In spite of the billions of dollars dedicated to research regarding drug addiction and treatment, there is practically no meaningful pharmacotherapy for the commonly abused stimulants in the United States. Modern treatment relies on psychotherapy which hardly helps to overcome physical desires. However, there is proof from clinical studies that show that to an extent there is cognitive-behavioral therapies that have been successful in reducing stimulant usage in drug addicts (Rawson et al.,2004). Organizations that work in the field of drug policy intermittently provide knowledge that is useful to federal policy in order to advocate for their own policy preferences and beliefs. In the 2005, a New York City based non-profit called The Partnership for a Drug-Free America has worked with the Office of National Drug Control Policy to create the national campaign, “Above the Influence” (U.S. Government Accountability 2006).

Above the Influence has underwritten sizable placements as a result of the Office of National Drug Control Policy spent $540 million of government money, earmarked by Congress to conduct the campaign.
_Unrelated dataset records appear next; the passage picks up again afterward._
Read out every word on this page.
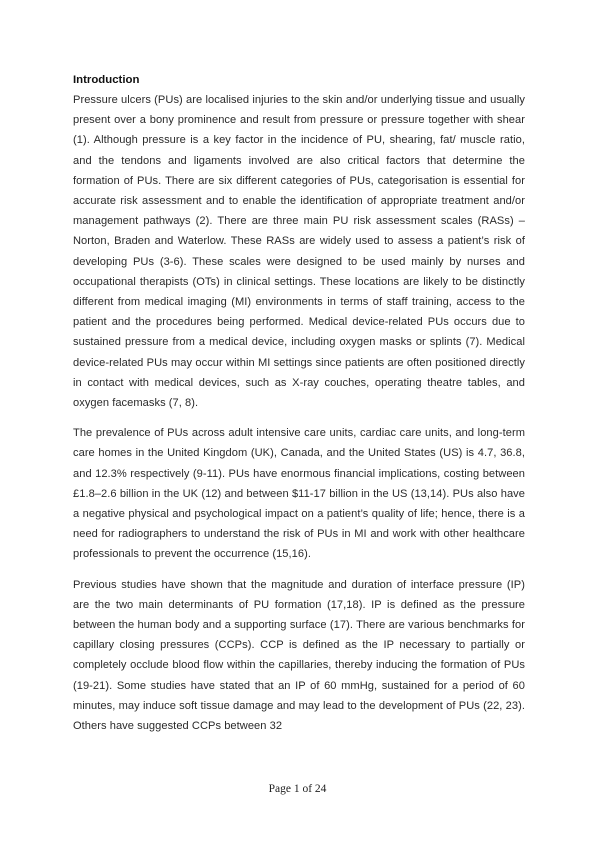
Introduction

Pressure ulcers (PUs) are localised injuries to the skin and/or underlying tissue and usually present over a bony prominence and result from pressure or pressure together with shear (1). Although pressure is a key factor in the incidence of PU, shearing, fat/ muscle ratio, and the tendons and ligaments involved are also critical factors that determine the formation of PUs. There are six different categories of PUs, categorisation is essential for accurate risk assessment and to enable the identification of appropriate treatment and/or management pathways (2). There are three main PU risk assessment scales (RASs) – Norton, Braden and Waterlow. These RASs are widely used to assess a patient’s risk of developing PUs (3-6). These scales were designed to be used mainly by nurses and occupational therapists (OTs) in clinical settings. These locations are likely to be distinctly different from medical imaging (MI) environments in terms of staff training, access to the patient and the procedures being performed. Medical device-related PUs occurs due to sustained pressure from a medical device, including oxygen masks or splints (7). Medical device-related PUs may occur within MI settings since patients are often positioned directly in contact with medical devices, such as X-ray couches, operating theatre tables, and oxygen facemasks (7, 8).

The prevalence of PUs across adult intensive care units, cardiac care units, and long-term care homes in the United Kingdom (UK), Canada, and the United States (US) is 4.7, 36.8, and 12.3% respectively (9-11). PUs have enormous financial implications, costing between £1.8–2.6 billion in the UK (12) and between $11-17 billion in the US (13,14). PUs also have a negative physical and psychological impact on a patient’s quality of life; hence, there is a need for radiographers to understand the risk of PUs in MI and work with other healthcare professionals to prevent the occurrence (15,16).

Previous studies have shown that the magnitude and duration of interface pressure (IP) are the two main determinants of PU formation (17,18). IP is defined as the pressure between the human body and a supporting surface (17). There are various benchmarks for capillary closing pressures (CCPs). CCP is defined as the IP necessary to partially or completely occlude blood flow within the capillaries, thereby inducing the formation of PUs (19-21). Some studies have stated that an IP of 60 mmHg, sustained for a period of 60 minutes, may induce soft tissue damage and may lead to the development of PUs (22, 23). Others have suggested CCPs between 32

Page 1 of 24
Ultimately, the funds were increased by grants from private sectors. The United States Congressed reduced the amount of money spent annually on the campaign, from $120 million in 2005, to a drastic $45 million in 2010 (Elliot 2013). Concerning United States drug policy, consistent founding is rather uncommon.This can be largely attributed to the politics that surround this contentious subject. Because the founding is inconsistent (and sometimes nonexistent) for nonprofit organizations that provide treatment, the research surrounding drug addiction and policy that compares the effectiveness of the pillars of intervention have been stagnant over the last decade.  In order to strengthen drug policy in the United States, it would be profitable to fortify the infrastructure of drug policy.

  This has the ability to be done by using all remaining policy levers; different approaches must be  reviewed in creating the drug policy plan that will yield desired results. Specifically, the variety of control strategies should ideally be aligned with the cycle that is the drug epidemic. For example, when levels of drug usage are lower than the last year, drug suppliers are not as present therefore law enforcement officers have a better chance in successfully implementing the action-side of United States drug policy. Pulling strength via trans-state variations within federal drug policy may also increase success rates; the United States’ federal government has worked towards drawing in the handful of states whose drug polices differ from their own. By doing so, the government may have more success learn from state differences in policy that do not veer too far from what are today’s pillars of intervention.